Ideally, they also want to be able to lay credible claims that their “long term vision” has created lots of new employment across the socio-economic spectrum – i.e. from low-end manufacturing and service jobs all the way up to the software engineers at Google and Apple who are busy designing the next generation of automobiles.
Right now, though, the world is in panic mode. The reason is the the inevitable failure of central banks to print babies. For every high end job that is being created, working and middle class jobs are either disappearing down the proverbial economic plughole or are not being created at a fast-enough rate to satisfy demographic challenges. It is working class and middle class jobs that obviously matter the most because the world will never need that many software engineers or biochemists.
Nobody should be surprised, therefore, that with youth unemployment at more than 50% in Greece since January 2012, the political establishment has been kicked out. The only surprising thing is that it took so long. But, sadly, the Syriza election victory came as a big shock to the rest of the EU political establishment.
So what should chemicals companies do to avoid being similarly shocked by future economic upheavals of the type that is taking place in Greece today? By paying close attention to employment stress levels. By employment stress, this means measuring both current unemployment rates and the pressure on jobs in the future.
They then need to ask themselves these questions:
- If employment stress has increased in any particular country or region, what does this mean for immediate policy direction?

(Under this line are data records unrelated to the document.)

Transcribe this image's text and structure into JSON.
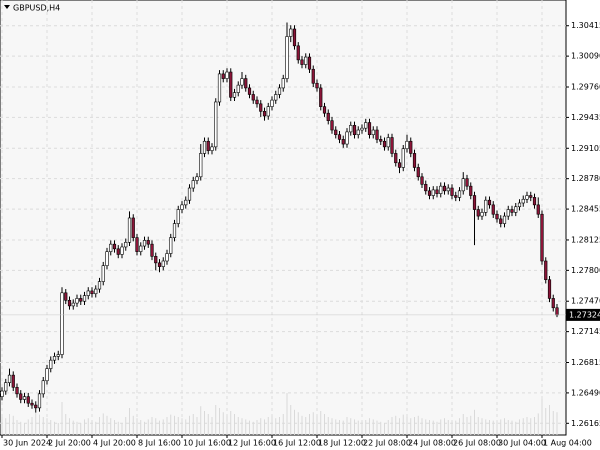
{
  "chart_data": {
    "type": "candlestick",
    "title": "GBPUSD,H4",
    "last_price": 1.27324,
    "ylim": [
      1.2604,
      1.3069
    ],
    "yticks": [
      1.30415,
      {
        "value": 1.3009,
        "label": "1.30090"
      },
      {
        "value": 1.2976,
        "label": "1.29760"
      },
      1.29435,
      1.29105,
      {
        "value": 1.2878,
        "label": "1.28780"
      },
      1.28455,
      1.28125,
      {
        "value": 1.278,
        "label": "1.27800"
      },
      {
        "value": 1.2747,
        "label": "1.27470"
      },
      1.27145,
      1.26815,
      {
        "value": 1.2649,
        "label": "1.26490"
      },
      1.26165
    ],
    "xticks": [
      {
        "value": 0,
        "label": "30 Jun 2024"
      },
      {
        "value": 12,
        "label": "2 Jul 20:00"
      },
      {
        "value": 24,
        "label": "4 Jul 20:00"
      },
      {
        "value": 36,
        "label": "8 Jul 16:00"
      },
      {
        "value": 48,
        "label": "10 Jul 16:00"
      },
      {
        "value": 60,
        "label": "12 Jul 16:00"
      },
      {
        "value": 72,
        "label": "16 Jul 12:00"
      },
      {
        "value": 84,
        "label": "18 Jul 12:00"
      },
      {
        "value": 96,
        "label": "22 Jul 08:00"
      },
      {
        "value": 108,
        "label": "24 Jul 08:00"
      },
      {
        "value": 120,
        "label": "26 Jul 08:00"
      },
      {
        "value": 132,
        "label": "30 Jul 04:00"
      },
      {
        "value": 144,
        "label": "1 Aug 04:00"
      }
    ],
    "up_color": "#ffffff",
    "down_color": "#8b1538",
    "outline": "#000000",
    "volume_color": "#d9d9d9",
    "grid": true,
    "vlim": [
      0,
      100
    ],
    "ohlc": [
      [
        1.2645,
        1.2655,
        1.2641,
        1.2651
      ],
      [
        1.2651,
        1.2664,
        1.2647,
        1.266
      ],
      [
        1.266,
        1.2675,
        1.2656,
        1.2668
      ],
      [
        1.2668,
        1.2672,
        1.2651,
        1.2655
      ],
      [
        1.2655,
        1.2659,
        1.2644,
        1.2648
      ],
      [
        1.2648,
        1.2652,
        1.2638,
        1.2642
      ],
      [
        1.2642,
        1.2649,
        1.2638,
        1.2645
      ],
      [
        1.2645,
        1.2649,
        1.2634,
        1.2638
      ],
      [
        1.2638,
        1.2642,
        1.2632,
        1.2636
      ],
      [
        1.2636,
        1.264,
        1.2628,
        1.2633
      ],
      [
        1.2633,
        1.2652,
        1.2629,
        1.2648
      ],
      [
        1.2648,
        1.2666,
        1.2644,
        1.2662
      ],
      [
        1.2662,
        1.2679,
        1.2658,
        1.2675
      ],
      [
        1.2675,
        1.2688,
        1.2671,
        1.2684
      ],
      [
        1.2684,
        1.2692,
        1.268,
        1.2688
      ],
      [
        1.2688,
        1.2694,
        1.2684,
        1.269
      ],
      [
        1.269,
        1.2762,
        1.2686,
        1.2756
      ],
      [
        1.2756,
        1.276,
        1.2744,
        1.2748
      ],
      [
        1.2748,
        1.2752,
        1.2738,
        1.2742
      ],
      [
        1.2742,
        1.2749,
        1.2738,
        1.2745
      ],
      [
        1.2745,
        1.2754,
        1.2741,
        1.275
      ],
      [
        1.275,
        1.2754,
        1.2743,
        1.2747
      ],
      [
        1.2747,
        1.2757,
        1.2743,
        1.2753
      ],
      [
        1.2753,
        1.2762,
        1.2749,
        1.2758
      ],
      [
        1.2758,
        1.2762,
        1.2751,
        1.2755
      ],
      [
        1.2755,
        1.2764,
        1.2751,
        1.276
      ],
      [
        1.276,
        1.2772,
        1.2756,
        1.2768
      ],
      [
        1.2768,
        1.2789,
        1.2764,
        1.2785
      ],
      [
        1.2785,
        1.2804,
        1.2781,
        1.28
      ],
      [
        1.28,
        1.2812,
        1.2796,
        1.2808
      ],
      [
        1.2808,
        1.2812,
        1.2799,
        1.2803
      ],
      [
        1.2803,
        1.2807,
        1.2793,
        1.2797
      ],
      [
        1.2797,
        1.2809,
        1.2793,
        1.2805
      ],
      [
        1.2805,
        1.2814,
        1.2801,
        1.281
      ],
      [
        1.281,
        1.2843,
        1.2806,
        1.2836
      ],
      [
        1.2836,
        1.284,
        1.2811,
        1.2815
      ],
      [
        1.2815,
        1.2819,
        1.2796,
        1.28
      ],
      [
        1.28,
        1.281,
        1.2796,
        1.2806
      ],
      [
        1.2806,
        1.2816,
        1.2802,
        1.2812
      ],
      [
        1.2812,
        1.2816,
        1.2804,
        1.2808
      ],
      [
        1.2808,
        1.2812,
        1.2791,
        1.2795
      ],
      [
        1.2795,
        1.2799,
        1.278,
        1.2788
      ],
      [
        1.2788,
        1.2792,
        1.2778,
        1.2784
      ],
      [
        1.2784,
        1.2794,
        1.278,
        1.279
      ],
      [
        1.279,
        1.2802,
        1.2786,
        1.2798
      ],
      [
        1.2798,
        1.2819,
        1.2794,
        1.2815
      ],
      [
        1.2815,
        1.2834,
        1.2811,
        1.283
      ],
      [
        1.283,
        1.2849,
        1.2826,
        1.2845
      ],
      [
        1.2845,
        1.2854,
        1.2841,
        1.285
      ],
      [
        1.285,
        1.2859,
        1.2846,
        1.2855
      ],
      [
        1.2855,
        1.2872,
        1.2851,
        1.2868
      ],
      [
        1.2868,
        1.288,
        1.2864,
        1.2876
      ],
      [
        1.2876,
        1.2884,
        1.2872,
        1.288
      ],
      [
        1.288,
        1.2915,
        1.2876,
        1.2905
      ],
      [
        1.2905,
        1.2922,
        1.2901,
        1.2918
      ],
      [
        1.2918,
        1.2922,
        1.2904,
        1.2908
      ],
      [
        1.2908,
        1.2916,
        1.2904,
        1.2912
      ],
      [
        1.2912,
        1.2964,
        1.2908,
        1.296
      ],
      [
        1.296,
        1.2994,
        1.2956,
        1.299
      ],
      [
        1.299,
        1.2994,
        1.2981,
        1.2985
      ],
      [
        1.2985,
        1.2996,
        1.2981,
        1.2992
      ],
      [
        1.2992,
        1.2996,
        1.2961,
        1.2965
      ],
      [
        1.2965,
        1.2974,
        1.2961,
        1.297
      ],
      [
        1.297,
        1.2982,
        1.2966,
        1.2978
      ],
      [
        1.2978,
        1.2992,
        1.2974,
        1.2985
      ],
      [
        1.2985,
        1.2989,
        1.2971,
        1.2975
      ],
      [
        1.2975,
        1.2979,
        1.2964,
        1.2968
      ],
      [
        1.2968,
        1.2972,
        1.2958,
        1.2962
      ],
      [
        1.2962,
        1.2966,
        1.2954,
        1.2958
      ],
      [
        1.2958,
        1.2962,
        1.2944,
        1.295
      ],
      [
        1.295,
        1.2954,
        1.294,
        1.2945
      ],
      [
        1.2945,
        1.2959,
        1.2941,
        1.2955
      ],
      [
        1.2955,
        1.2966,
        1.2951,
        1.2962
      ],
      [
        1.2962,
        1.2972,
        1.2958,
        1.2968
      ],
      [
        1.2968,
        1.2979,
        1.2964,
        1.2975
      ],
      [
        1.2975,
        1.2989,
        1.2971,
        1.2985
      ],
      [
        1.2985,
        1.3045,
        1.2981,
        1.303
      ],
      [
        1.303,
        1.3042,
        1.3024,
        1.3038
      ],
      [
        1.3038,
        1.3042,
        1.3016,
        1.302
      ],
      [
        1.302,
        1.3024,
        1.3001,
        1.3005
      ],
      [
        1.3005,
        1.3009,
        1.2996,
        1.3
      ],
      [
        1.3,
        1.3012,
        1.2996,
        1.3008
      ],
      [
        1.3008,
        1.3012,
        1.2991,
        1.2995
      ],
      [
        1.2995,
        1.2999,
        1.2976,
        1.298
      ],
      [
        1.298,
        1.2984,
        1.2971,
        1.2975
      ],
      [
        1.2975,
        1.2979,
        1.2951,
        1.2955
      ],
      [
        1.2955,
        1.2959,
        1.2944,
        1.2948
      ],
      [
        1.2948,
        1.2952,
        1.2936,
        1.294
      ],
      [
        1.294,
        1.2944,
        1.2926,
        1.293
      ],
      [
        1.293,
        1.2934,
        1.2921,
        1.2925
      ],
      [
        1.2925,
        1.2929,
        1.2916,
        1.292
      ],
      [
        1.292,
        1.2924,
        1.2911,
        1.2915
      ],
      [
        1.2915,
        1.2932,
        1.2911,
        1.2928
      ],
      [
        1.2928,
        1.2939,
        1.2924,
        1.2935
      ],
      [
        1.2935,
        1.2939,
        1.2921,
        1.2925
      ],
      [
        1.2925,
        1.2934,
        1.2921,
        1.293
      ],
      [
        1.293,
        1.2936,
        1.2926,
        1.2932
      ],
      [
        1.2932,
        1.2942,
        1.2928,
        1.2938
      ],
      [
        1.2938,
        1.2942,
        1.2921,
        1.2925
      ],
      [
        1.2925,
        1.2934,
        1.2921,
        1.293
      ],
      [
        1.293,
        1.2934,
        1.2916,
        1.292
      ],
      [
        1.292,
        1.2924,
        1.2914,
        1.2918
      ],
      [
        1.2918,
        1.2922,
        1.2908,
        1.2912
      ],
      [
        1.2912,
        1.2926,
        1.2908,
        1.2922
      ],
      [
        1.2922,
        1.2926,
        1.2901,
        1.2905
      ],
      [
        1.2905,
        1.2909,
        1.2891,
        1.2895
      ],
      [
        1.2895,
        1.2899,
        1.2884,
        1.289
      ],
      [
        1.289,
        1.2914,
        1.2886,
        1.291
      ],
      [
        1.291,
        1.2925,
        1.2906,
        1.2918
      ],
      [
        1.2918,
        1.2922,
        1.2901,
        1.2905
      ],
      [
        1.2905,
        1.2909,
        1.2886,
        1.289
      ],
      [
        1.289,
        1.2894,
        1.2876,
        1.288
      ],
      [
        1.288,
        1.2884,
        1.2868,
        1.2872
      ],
      [
        1.2872,
        1.2876,
        1.2861,
        1.2865
      ],
      [
        1.2865,
        1.2869,
        1.2856,
        1.286
      ],
      [
        1.286,
        1.287,
        1.2856,
        1.2866
      ],
      [
        1.2866,
        1.287,
        1.2858,
        1.2862
      ],
      [
        1.2862,
        1.2874,
        1.2858,
        1.287
      ],
      [
        1.287,
        1.2874,
        1.2861,
        1.2865
      ],
      [
        1.2865,
        1.2872,
        1.2861,
        1.2868
      ],
      [
        1.2868,
        1.2872,
        1.2856,
        1.286
      ],
      [
        1.286,
        1.2864,
        1.2854,
        1.2858
      ],
      [
        1.2858,
        1.2869,
        1.2854,
        1.2865
      ],
      [
        1.2865,
        1.2885,
        1.2861,
        1.2878
      ],
      [
        1.2878,
        1.2882,
        1.2866,
        1.287
      ],
      [
        1.287,
        1.2874,
        1.2856,
        1.286
      ],
      [
        1.286,
        1.2864,
        1.2807,
        1.2845
      ],
      [
        1.2845,
        1.2849,
        1.2834,
        1.2838
      ],
      [
        1.2838,
        1.2846,
        1.2834,
        1.2842
      ],
      [
        1.2842,
        1.2859,
        1.2838,
        1.2855
      ],
      [
        1.2855,
        1.2859,
        1.2846,
        1.285
      ],
      [
        1.285,
        1.2854,
        1.2836,
        1.284
      ],
      [
        1.284,
        1.2844,
        1.2831,
        1.2835
      ],
      [
        1.2835,
        1.2839,
        1.2826,
        1.283
      ],
      [
        1.283,
        1.2842,
        1.2826,
        1.2838
      ],
      [
        1.2838,
        1.2849,
        1.2834,
        1.2845
      ],
      [
        1.2845,
        1.2849,
        1.2838,
        1.2842
      ],
      [
        1.2842,
        1.2852,
        1.2838,
        1.2848
      ],
      [
        1.2848,
        1.2856,
        1.2844,
        1.2852
      ],
      [
        1.2852,
        1.286,
        1.2848,
        1.2856
      ],
      [
        1.2856,
        1.2864,
        1.2852,
        1.286
      ],
      [
        1.286,
        1.2864,
        1.2854,
        1.2858
      ],
      [
        1.2858,
        1.2862,
        1.2846,
        1.285
      ],
      [
        1.285,
        1.2858,
        1.2836,
        1.284
      ],
      [
        1.284,
        1.2844,
        1.2786,
        1.279
      ],
      [
        1.279,
        1.2794,
        1.2766,
        1.277
      ],
      [
        1.277,
        1.2774,
        1.2746,
        1.275
      ],
      [
        1.275,
        1.2754,
        1.2736,
        1.274
      ],
      [
        1.274,
        1.2744,
        1.273,
        1.27324
      ]
    ],
    "volume": [
      30,
      28,
      35,
      32,
      25,
      22,
      20,
      26,
      30,
      38,
      34,
      30,
      28,
      25,
      22,
      20,
      55,
      35,
      28,
      24,
      22,
      20,
      26,
      28,
      25,
      22,
      30,
      36,
      32,
      28,
      25,
      22,
      20,
      30,
      45,
      32,
      28,
      25,
      22,
      26,
      30,
      28,
      24,
      26,
      30,
      34,
      32,
      30,
      28,
      26,
      32,
      35,
      30,
      48,
      40,
      35,
      30,
      50,
      45,
      38,
      32,
      40,
      35,
      30,
      28,
      26,
      24,
      22,
      25,
      28,
      26,
      30,
      32,
      28,
      30,
      35,
      70,
      50,
      42,
      38,
      32,
      30,
      35,
      38,
      32,
      40,
      35,
      30,
      28,
      26,
      25,
      24,
      30,
      28,
      26,
      24,
      22,
      25,
      28,
      26,
      24,
      22,
      20,
      25,
      30,
      32,
      28,
      34,
      30,
      28,
      30,
      32,
      28,
      26,
      25,
      24,
      22,
      26,
      28,
      25,
      22,
      24,
      28,
      35,
      30,
      32,
      42,
      30,
      28,
      26,
      25,
      24,
      22,
      26,
      28,
      25,
      24,
      22,
      26,
      28,
      30,
      28,
      30,
      36,
      60,
      45,
      50,
      40,
      38
    ]
  }
}
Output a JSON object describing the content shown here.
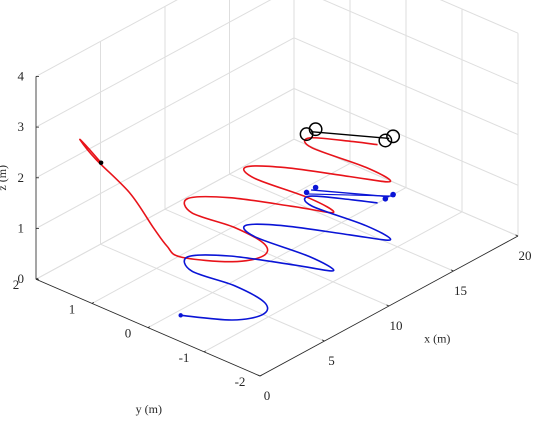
{
  "chart_data": {
    "type": "line",
    "projection": "3d",
    "title": "",
    "xlabel": "x (m)",
    "ylabel": "y (m)",
    "zlabel": "z (m)",
    "xlim": [
      0,
      20
    ],
    "ylim": [
      -2,
      2
    ],
    "zlim": [
      0,
      4
    ],
    "xticks": [
      "0",
      "5",
      "10",
      "15",
      "20"
    ],
    "yticks": [
      "-2",
      "-1",
      "0",
      "1",
      "2"
    ],
    "zticks": [
      "0",
      "1",
      "2",
      "3",
      "4"
    ],
    "grid": true,
    "legend": "none",
    "series": [
      {
        "style": "red-trajectory",
        "color": "#e8131a",
        "start": {
          "x": -0.6,
          "y": 0.7,
          "z": 3.0
        },
        "x": [
          -0.6,
          -0.7,
          -0.5,
          0.3,
          1.2,
          1.7,
          1.9,
          2.1,
          3.5,
          5.0,
          6.0,
          6.3,
          6.0,
          7.0,
          8.5,
          10.0,
          10.9,
          11.2,
          10.9,
          11.5,
          12.8,
          14.3,
          15.3,
          15.6,
          15.3,
          16.0,
          17.2,
          17.8
        ],
        "y": [
          0.7,
          0.9,
          1.1,
          1.0,
          0.6,
          0.3,
          0.1,
          -0.1,
          -0.7,
          -0.9,
          -0.7,
          -0.1,
          0.6,
          0.9,
          0.5,
          -0.3,
          -0.8,
          -0.3,
          0.6,
          0.9,
          0.5,
          -0.3,
          -0.8,
          -0.3,
          0.6,
          0.8,
          0.3,
          0.0
        ],
        "z": [
          3.0,
          3.2,
          3.25,
          2.8,
          2.2,
          1.6,
          1.3,
          1.15,
          1.15,
          1.15,
          1.15,
          1.15,
          1.15,
          1.15,
          1.15,
          1.15,
          1.15,
          1.15,
          1.15,
          1.15,
          1.15,
          1.15,
          1.15,
          1.15,
          1.15,
          1.15,
          1.15,
          1.15
        ]
      },
      {
        "style": "blue-ground-trajectory",
        "color": "#0a14d6",
        "x": [
          2.1,
          3.5,
          5.0,
          6.0,
          6.3,
          6.0,
          7.0,
          8.5,
          10.0,
          10.9,
          11.2,
          10.9,
          11.5,
          12.8,
          14.3,
          15.3,
          15.6,
          15.3,
          16.0,
          17.2,
          17.8
        ],
        "y": [
          -0.1,
          -0.7,
          -0.9,
          -0.7,
          -0.1,
          0.6,
          0.9,
          0.5,
          -0.3,
          -0.8,
          -0.3,
          0.6,
          0.9,
          0.5,
          -0.3,
          -0.8,
          -0.3,
          0.6,
          0.8,
          0.3,
          0.0
        ],
        "z": [
          0,
          0,
          0,
          0,
          0,
          0,
          0,
          0,
          0,
          0,
          0,
          0,
          0,
          0,
          0,
          0,
          0,
          0,
          0,
          0,
          0
        ]
      }
    ],
    "markers": [
      {
        "shape": "vehicle-rotors",
        "color": "#000000",
        "rotors": [
          {
            "x": 16.2,
            "y": 0.9,
            "z": 1.15
          },
          {
            "x": 16.9,
            "y": 0.9,
            "z": 1.15
          },
          {
            "x": 18.4,
            "y": 0.0,
            "z": 1.15
          },
          {
            "x": 19.0,
            "y": 0.0,
            "z": 1.15
          }
        ]
      },
      {
        "shape": "vehicle-shadow",
        "color": "#0a14d6",
        "rotors": [
          {
            "x": 16.2,
            "y": 0.9,
            "z": 0
          },
          {
            "x": 16.9,
            "y": 0.9,
            "z": 0
          },
          {
            "x": 18.4,
            "y": 0.0,
            "z": 0
          },
          {
            "x": 19.0,
            "y": 0.0,
            "z": 0
          }
        ]
      },
      {
        "shape": "start-point",
        "color": "#0a14d6",
        "x": 2.1,
        "y": -0.1,
        "z": 0
      }
    ]
  }
}
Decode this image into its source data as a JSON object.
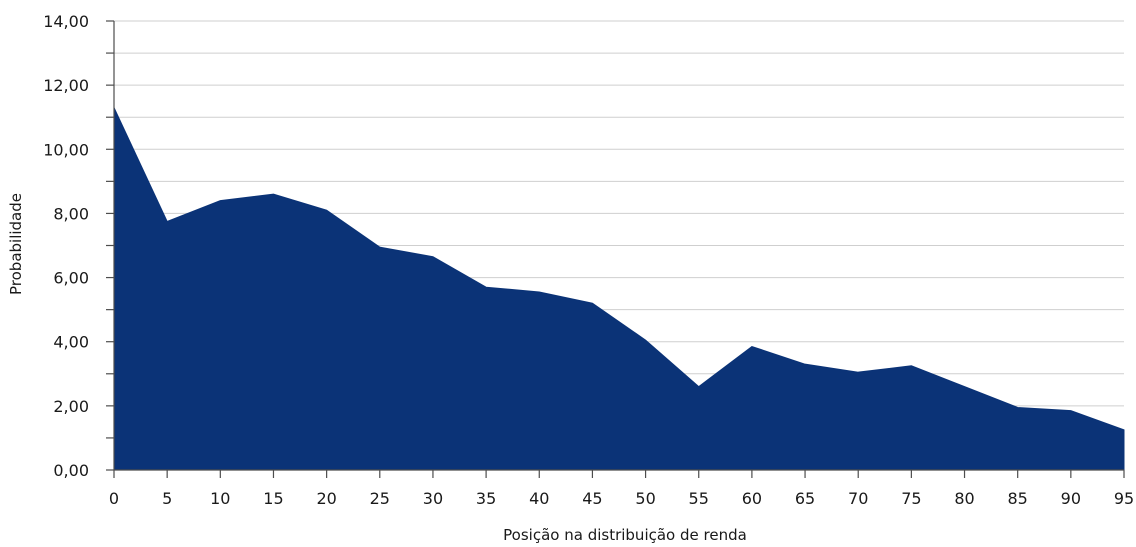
{
  "chart_data": {
    "type": "area",
    "title": "",
    "xlabel": "Posição na distribuição de renda",
    "ylabel": "Probabilidade",
    "x": [
      0,
      5,
      10,
      15,
      20,
      25,
      30,
      35,
      40,
      45,
      50,
      55,
      60,
      65,
      70,
      75,
      80,
      85,
      90,
      95
    ],
    "series": [
      {
        "values": [
          11.3,
          7.75,
          8.4,
          8.6,
          8.1,
          6.95,
          6.65,
          5.7,
          5.55,
          5.2,
          4.05,
          2.6,
          3.85,
          3.3,
          3.05,
          3.25,
          2.6,
          1.95,
          1.85,
          1.25
        ]
      }
    ],
    "ylim": [
      0,
      14
    ],
    "yticks": [
      "0,00",
      "2,00",
      "4,00",
      "6,00",
      "8,00",
      "10,00",
      "12,00",
      "14,00"
    ],
    "xticks": [
      "0",
      "5",
      "10",
      "15",
      "20",
      "25",
      "30",
      "35",
      "40",
      "45",
      "50",
      "55",
      "60",
      "65",
      "70",
      "75",
      "80",
      "85",
      "90",
      "95"
    ],
    "grid": true,
    "fill_color": "#0b3377"
  }
}
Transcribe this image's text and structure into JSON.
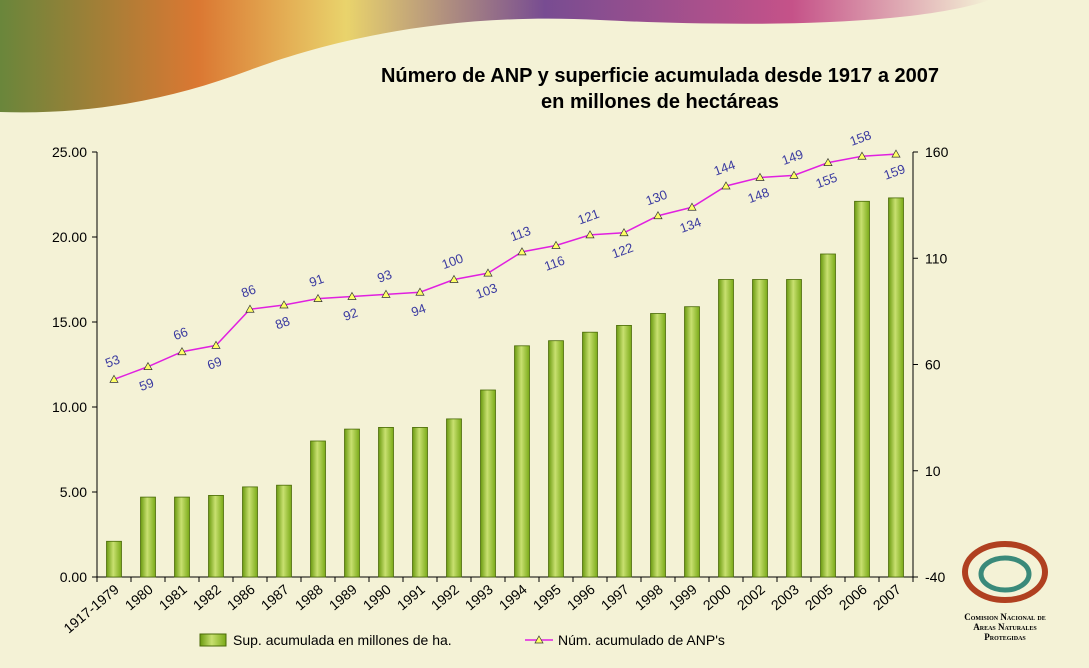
{
  "chart_data": {
    "type": "bar-line",
    "title": "Número de ANP y superficie acumulada desde 1917 a 2007",
    "subtitle": "en millones de hectáreas",
    "categories": [
      "1917-1979",
      "1980",
      "1981",
      "1982",
      "1986",
      "1987",
      "1988",
      "1989",
      "1990",
      "1991",
      "1992",
      "1993",
      "1994",
      "1995",
      "1996",
      "1997",
      "1998",
      "1999",
      "2000",
      "2002",
      "2003",
      "2005",
      "2006",
      "2007"
    ],
    "series": [
      {
        "name": "Sup. acumulada en millones de ha.",
        "color": "#8fbf2a",
        "kind": "bar",
        "values": [
          2.1,
          4.7,
          4.7,
          4.8,
          5.3,
          5.4,
          8.0,
          8.7,
          8.8,
          8.8,
          9.3,
          11.0,
          13.6,
          13.9,
          14.4,
          14.8,
          15.5,
          15.9,
          17.5,
          17.5,
          17.5,
          19.0,
          22.1,
          22.3
        ]
      },
      {
        "name": "Núm. acumulado de  ANP's",
        "color": "#e020e0",
        "kind": "line",
        "axis": "y2",
        "values": [
          53,
          59,
          66,
          69,
          86,
          88,
          91,
          92,
          93,
          94,
          100,
          103,
          113,
          116,
          121,
          122,
          130,
          134,
          144,
          148,
          149,
          155,
          158,
          159
        ]
      }
    ],
    "ylim": [
      0,
      25
    ],
    "yticks": [
      {
        "value": 0,
        "label": "0.00"
      },
      {
        "value": 5,
        "label": "5.00"
      },
      {
        "value": 10,
        "label": "10.00"
      },
      {
        "value": 15,
        "label": "15.00"
      },
      {
        "value": 20,
        "label": "20.00"
      },
      {
        "value": 25,
        "label": "25.00"
      }
    ],
    "y2lim": [
      -40,
      160
    ],
    "y2ticks": [
      -40,
      10,
      60,
      110,
      160
    ],
    "logo_text": [
      "Comision Nacional de",
      "Areas Naturales",
      "Protegidas"
    ]
  }
}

For example, what is the risk of more antidumping or other temporary import duties?
- What are the longer term implications? A change of government? What would this mean for economic and so chemicals consumption growth?
Greece might seem, given the size of its economy, of little global consequence. But we know that there could be ripple effects with elections due in Portugal, Spain and the UK this year. And what might happen in the French presidential election in 2017? I will look at employment stresses in some of these countries in future blog posts and will think through the implications.
Then there is the developing world which is obviously led by China. Monday’s blog post will focus again on China, its elevated level of employment stress and what this means for the chemicals industry. There are few, if any, more important topics at the moment.
I will also take a tour through some of the rest of the developing and developed world over the next few weeks and months. This will, of course, include the US where I remain unconvinced by the headline jobs-growth data.
This research might eventually result in a new tool: An “employment stress” index. If not, we certainly do need new tools, backed up by new thinking, if we are going to prosper in the New Normal.